Many anomalous or contradictory sentences that could not be interpreted by truth-value semanticists, may be
perfectly well-formed literary creations. A variety of phenomena that are troublesome from the viewpoint of
formal semantics, such as the assertion of tautologies and contradictions, indirect speech acts, metaphorical
interpretation and many other figures of speech, has found their explanatory potential in Grice’s theory on
conversational implicatures. As the broad sense of meaning should include the ironic, metaphoric and implicit
communicative content of an utterance, it cannot be restricted to the conventional content of what is said. Grice’s
work enables us to calculate, or compute the intended meaning of the utterance as a function of its literal meaning
and of the context in which it is uttered. “The context-dependent calculability (or computability) of conversational
implicatures—their calculability being probabilistic, or heuristic, rather than algorithmic, or deterministic—is
generally taken to be one of their defining properties” (Lyons, 1995).

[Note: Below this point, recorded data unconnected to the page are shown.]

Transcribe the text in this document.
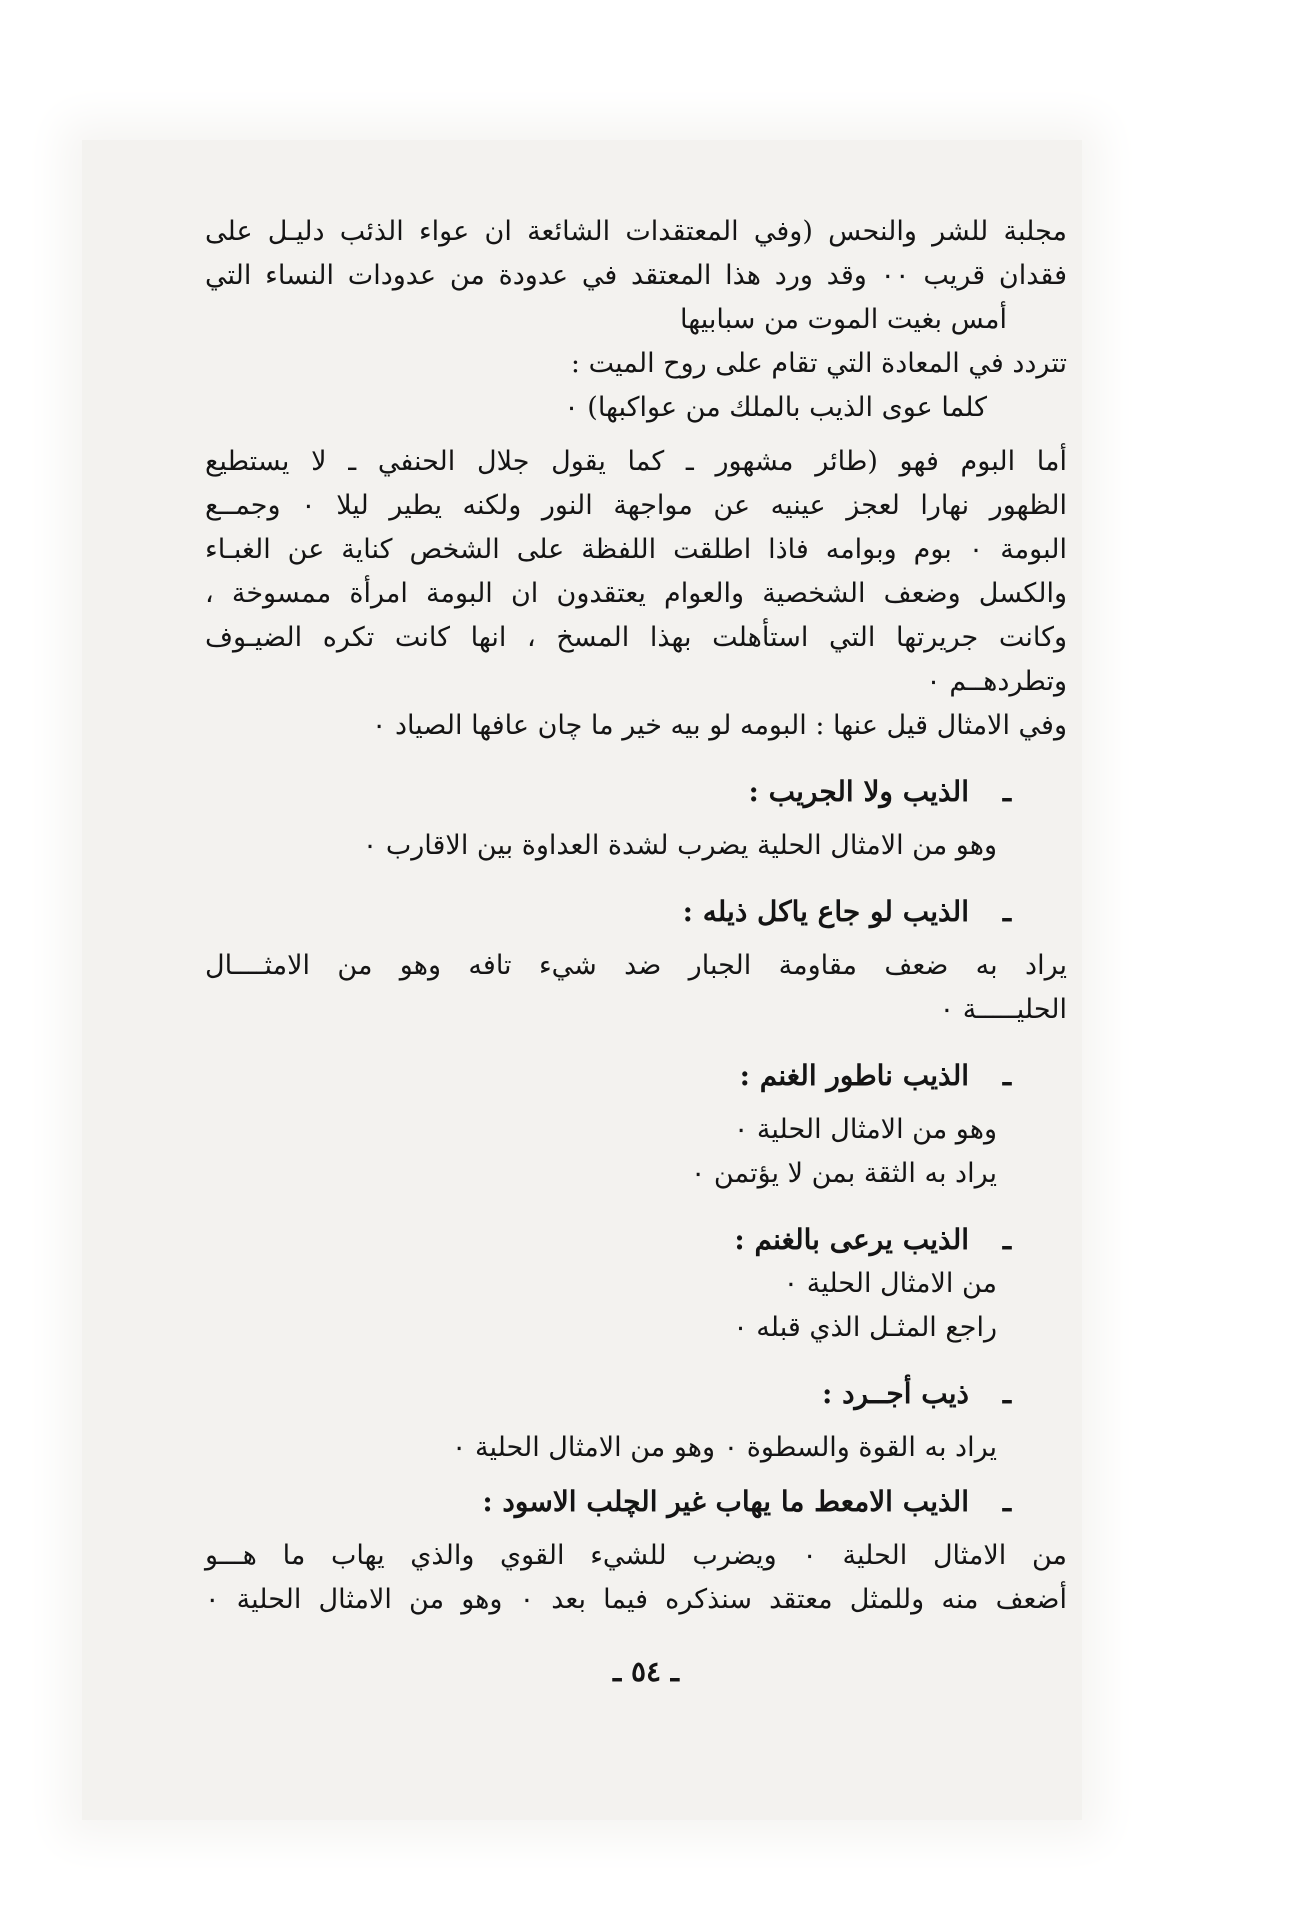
مجلبة للشر والنحس (وفي المعتقدات الشائعة ان عواء الذئب دليـل على
فقدان قريب ٠٠ وقد ورد هذا المعتقد في عدودة من عدودات النساء التي
أمس بغيت الموت من سبابيها
تتردد في المعادة التي تقام على روح الميت :
كلما عوى الذيب بالملك من عواكبها) ٠
أما البوم فهو (طائر مشهور ـ كما يقول جلال الحنفي ـ لا يستطيع
الظهور نهارا لعجز عينيه عن مواجهة النور ولكنه يطير ليلا ٠ وجمــع
البومة ٠ بوم وبوامه فاذا اطلقت اللفظة على الشخص كناية عن الغبـاء
والكسل وضعف الشخصية والعوام يعتقدون ان البومة امرأة ممسوخة ،
وكانت جريرتها التي استأهلت بهذا المسخ ، انها كانت تكره الضيـوف
وتطردهــم ٠
وفي الامثال قيل عنها : البومه لو بيه خير ما چان عافها الصياد ٠
ـ
الذيب ولا الجريب :
وهو من الامثال الحلية يضرب لشدة العداوة بين الاقارب ٠
ـ
الذيب لو جاع ياكل ذيله :
يراد به ضعف مقاومة الجبار ضد شيء تافه وهو من الامثــــال
الحليـــــة ٠
ـ
الذيب ناطور الغنم :
وهو من الامثال الحلية ٠
يراد به الثقة بمن لا يؤتمن ٠
ـ
الذيب يرعى بالغنم :
من الامثال الحلية ٠
راجع المثـل الذي قبله ٠
ـ
ذيب أجــرد :
يراد به القوة والسطوة ٠ وهو من الامثال الحلية ٠
ـ
الذيب الامعط ما يهاب غير الچلب الاسود :
من الامثال الحلية ٠ ويضرب للشيء القوي والذي يهاب ما هـــو
أضعف منه وللمثل معتقد سنذكره فيما بعد ٠ وهو من الامثال الحلية ٠
ـ ٥٤ ـ
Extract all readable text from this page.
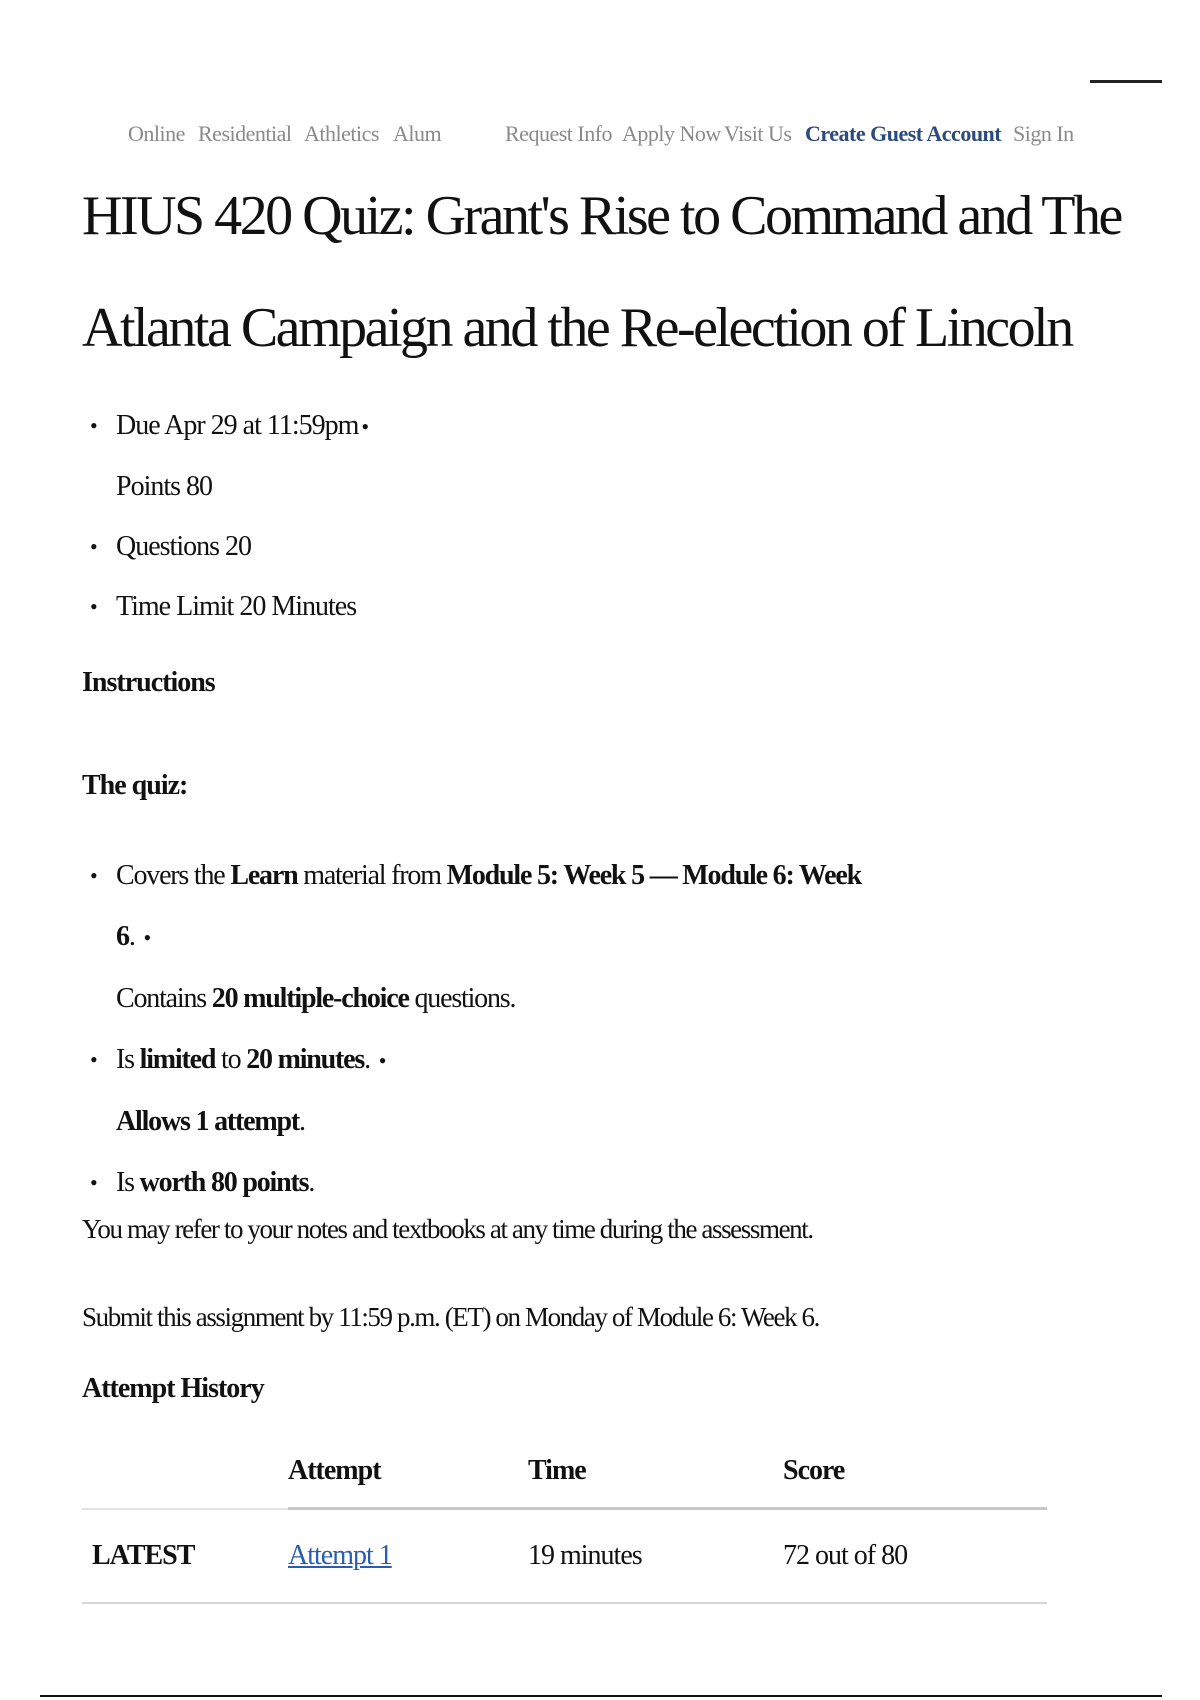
Online Residential Athletics Alum	Request Info Apply Now Visit Us Create Guest Account Sign In
HIUS 420 Quiz: Grant's Rise to Command and The Atlanta Campaign and the Re-election of Lincoln
• Due Apr 29 at 11:59pm •
Points 80
• Questions 20
• Time Limit 20 Minutes
Instructions
The quiz:
• Covers the Learn material from Module 5: Week 5 — Module 6: Week 6. •
Contains 20 multiple-choice questions.
• Is limited to 20 minutes. •
Allows 1 attempt.
• Is worth 80 points.

You may refer to your notes and textbooks at any time during the assessment. Submit this assignment by 11:59 p.m. (ET) on Monday of Module 6: Week 6.

Attempt History
	Attempt	Time	Score
LATEST	Attempt 1	19 minutes	72 out of 80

It should also be mentioned that though Grice provides us with principles to recognize the implicated and
intended meaning, they are far from guiding addressees in their search for one inference rather than another.
Especially the account of metaphor must rely on features of our general ability to reason analogically with the
help of psychological interpretation. Nevertheless, at least, Grice’s maxims succeed in the first step—recognition
and calculation.

References:
Levinson, S. C. 2003. Pragmatics. Beijing: Foreign Language Teaching and Research Press & Cambridge University Press.
Lyons, J. 2000. Linguistic semantics: An introduction. Beijing: Foreign Language Teaching and Research Press & Cambridge
University Press.
Saeed, J. I. 2000. Semantics. Beijing: Foreign Language Teaching and Research Press & Blackwell Publishers Ltd.
SHAO Jin-di & BAI Jin-peng. 2002. Introduction to literature. Shanghai: Shanghai Foreign Language Education Press.